You are a Program Synthesizer

Over the best decade, program synthesis has gone from twiddling bits to making web browsers. And the insights behind these systems can also be used by a much older and better program synthesizer: you.

In this talk, I'll explain how program synthesis and verification works from the angle of what they can teach us about normal programming. I'll explain how notions of code quality are really based on mathematical and mental constructs which are ethereal in programming, but concrete in theorem proving. You'll learn the process of deriving code from a specification, and why some parts of the code synthesize instantly, while others take cleverness. I'll show you how to use Hoare logic to analyze your code's complexity, how to use abstract interpretation to count the "states" of code, and how it's possible for straight-line code to contain a conditional. At the end of this talk, you'll have a better idea of what makes good vs. bad code, and how bad code makes life difficult for all kinds of program synthesizers, both machine and human.

Talk Transcript

James Koppel

James Koppel

MIT

Jimmy is a serial entrepreneur and current Ph.

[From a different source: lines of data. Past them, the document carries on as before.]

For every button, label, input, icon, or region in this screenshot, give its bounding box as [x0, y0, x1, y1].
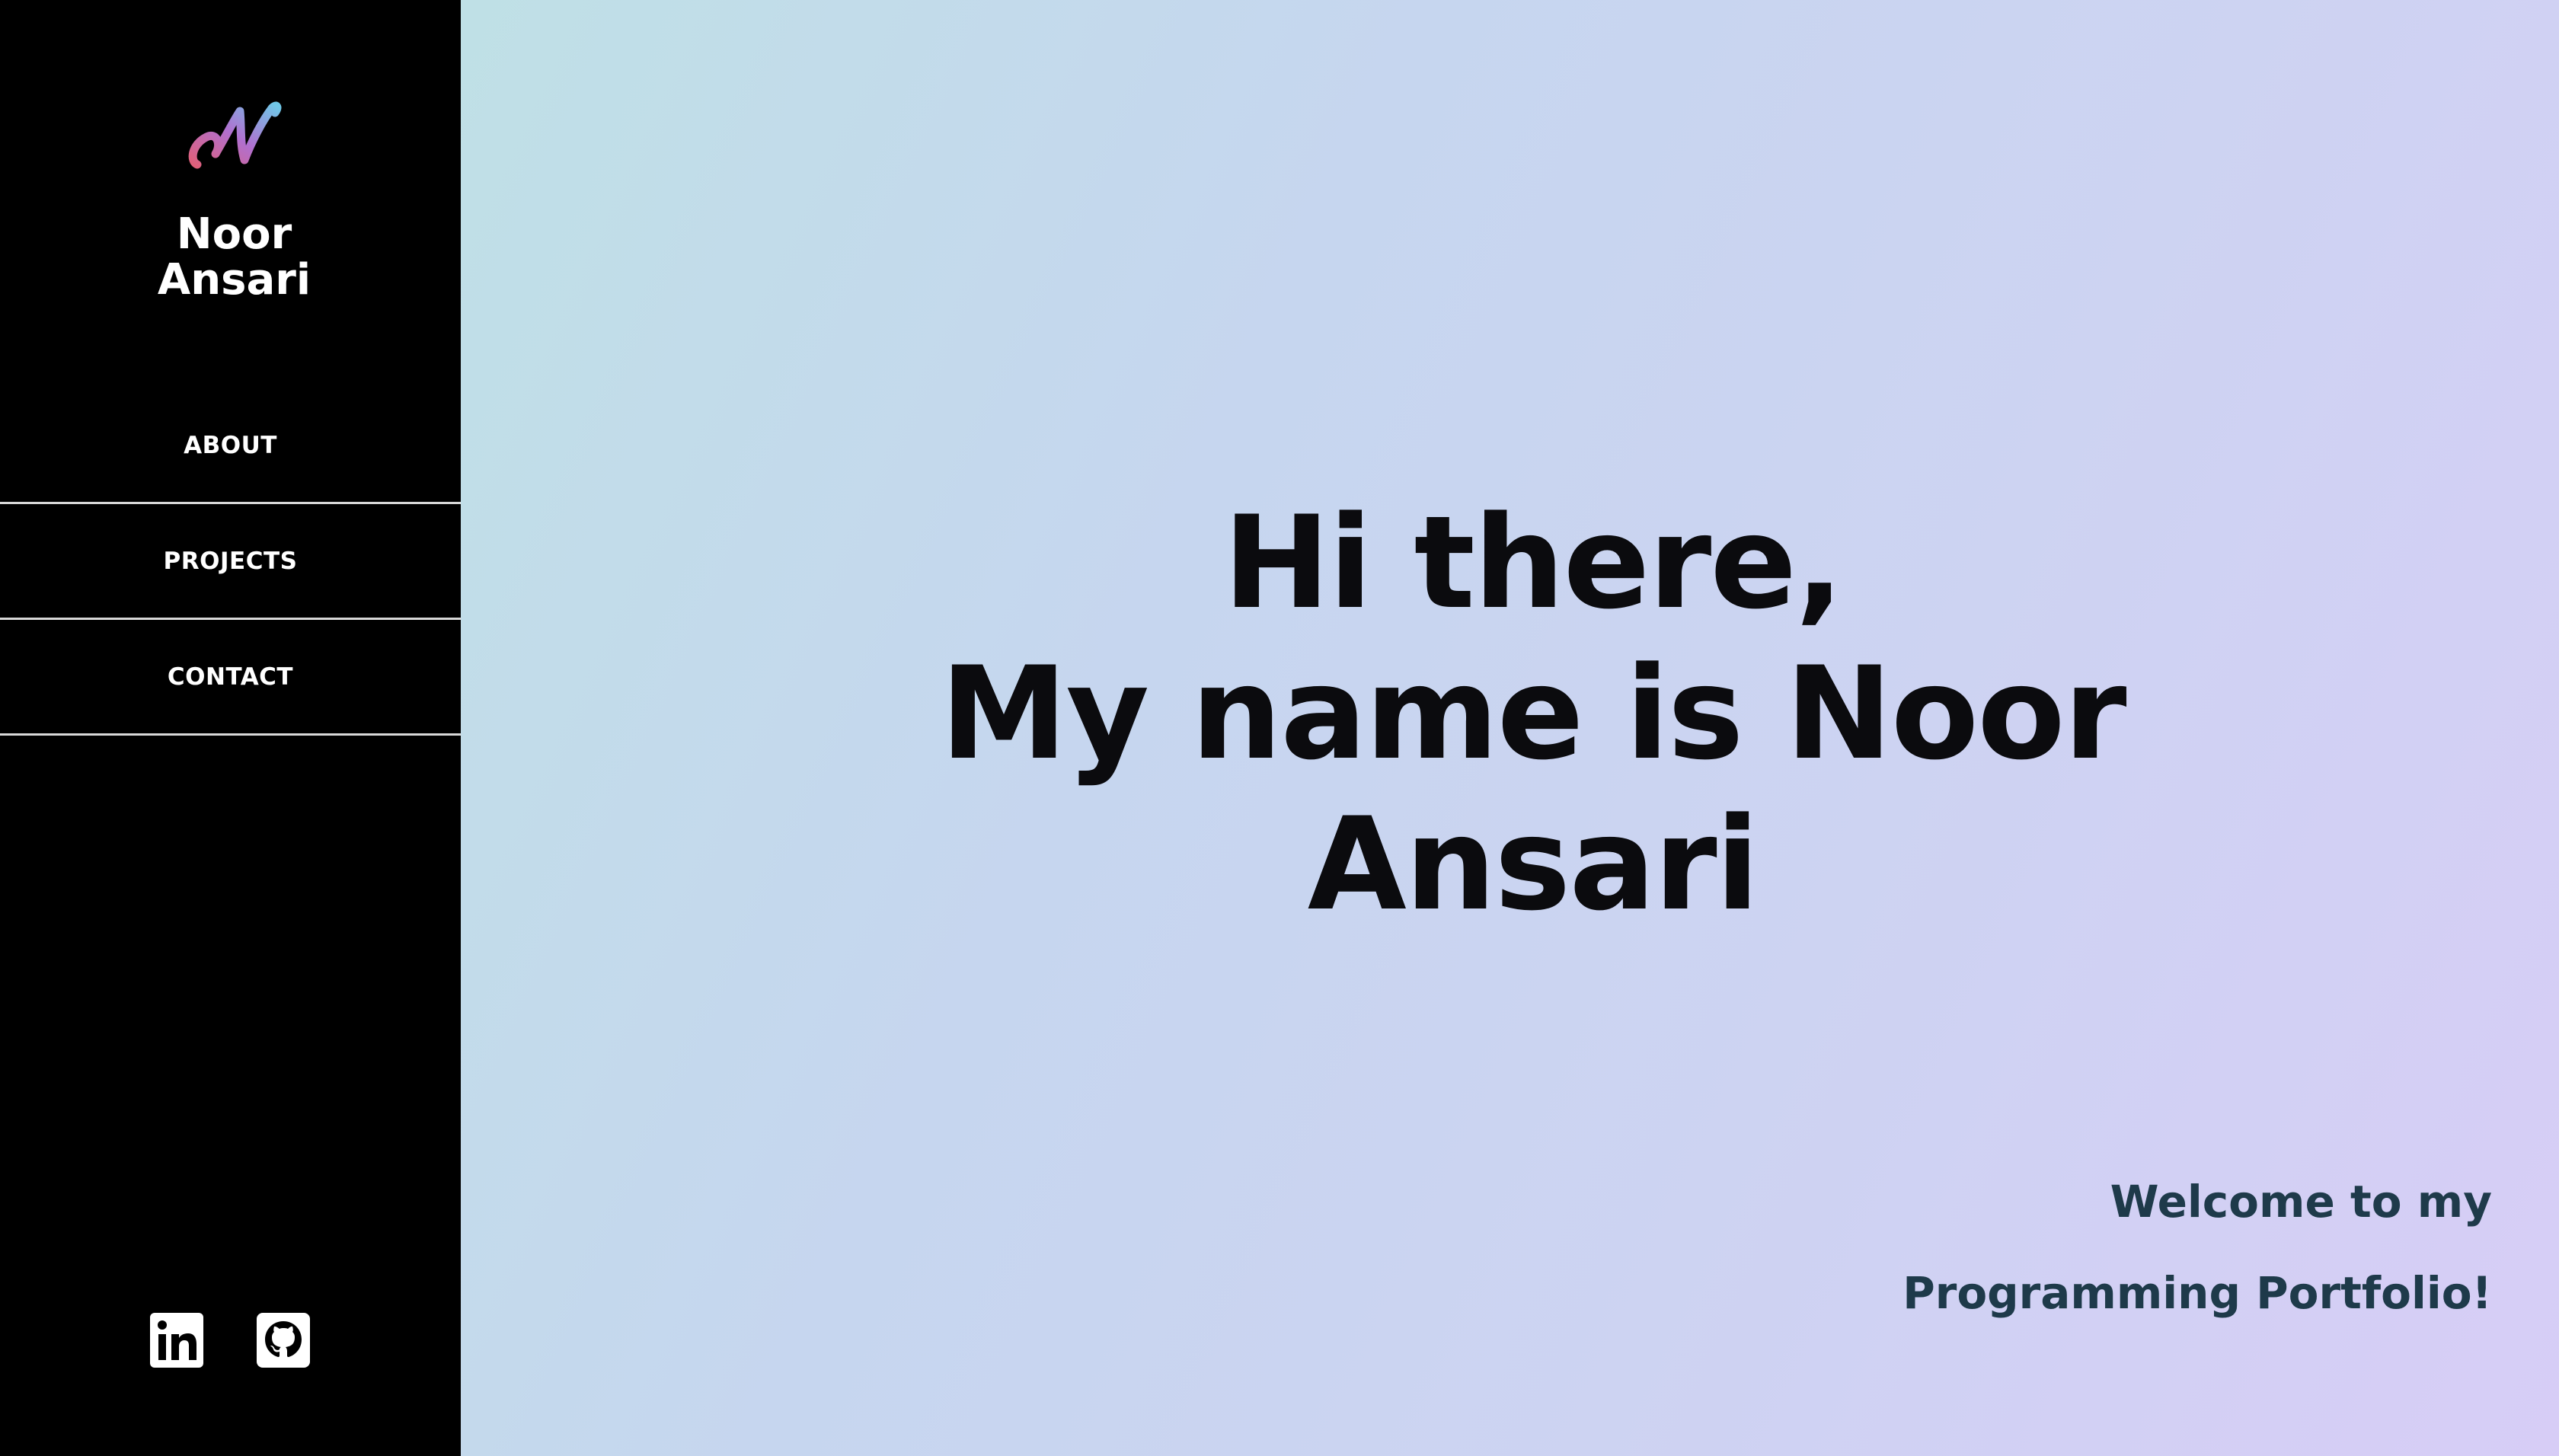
nav-item-about[interactable]: ABOUT — [0, 388, 461, 504]
welcome-line-1: Welcome to my — [2110, 1176, 2492, 1228]
main-content: Hi there, My name is Noor Ansari Welcome… — [461, 0, 2559, 1456]
sidebar: Noor Ansari ABOUT PROJECTS CONTACT — [0, 0, 461, 1456]
hero-line-1: Hi there, — [1222, 488, 1844, 637]
nav-item-contact[interactable]: CONTACT — [0, 620, 461, 736]
hero-heading: Hi there, My name is Noor Ansari — [461, 487, 2559, 940]
welcome-line-2: Programming Portfolio! — [1902, 1267, 2492, 1319]
github-icon[interactable] — [255, 1311, 311, 1369]
welcome-message: Welcome to my Programming Portfolio! — [1902, 1156, 2492, 1339]
linkedin-icon[interactable] — [149, 1311, 205, 1369]
sidebar-nav: ABOUT PROJECTS CONTACT — [0, 388, 461, 736]
hero-line-3: Ansari — [1307, 790, 1759, 939]
page: Noor Ansari ABOUT PROJECTS CONTACT Hi th… — [0, 0, 2559, 1456]
nav-item-projects[interactable]: PROJECTS — [0, 504, 461, 620]
brand-name: Noor Ansari — [0, 212, 468, 303]
hero-line-2: My name is Noor — [940, 639, 2127, 788]
script-n-logo-icon[interactable] — [187, 97, 283, 174]
brand-name-last: Ansari — [157, 255, 311, 305]
brand-name-first: Noor — [176, 209, 292, 259]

D. candidate in the Computer-Aided Programming Group at MIT. By day, he works at MIT trying to make program transformation and synthesis tools easier to build ("programs that write programs that write programs"), and by night he teaches software engineers how to write better code. Before MIT, he was the third employee of Apptimize, and the founder of Tarski Technologies, a startup pursuing automated bug-fixing. He was named a "20 Under 20" Thiel Fellow in 2012, and is a native of St. Louis.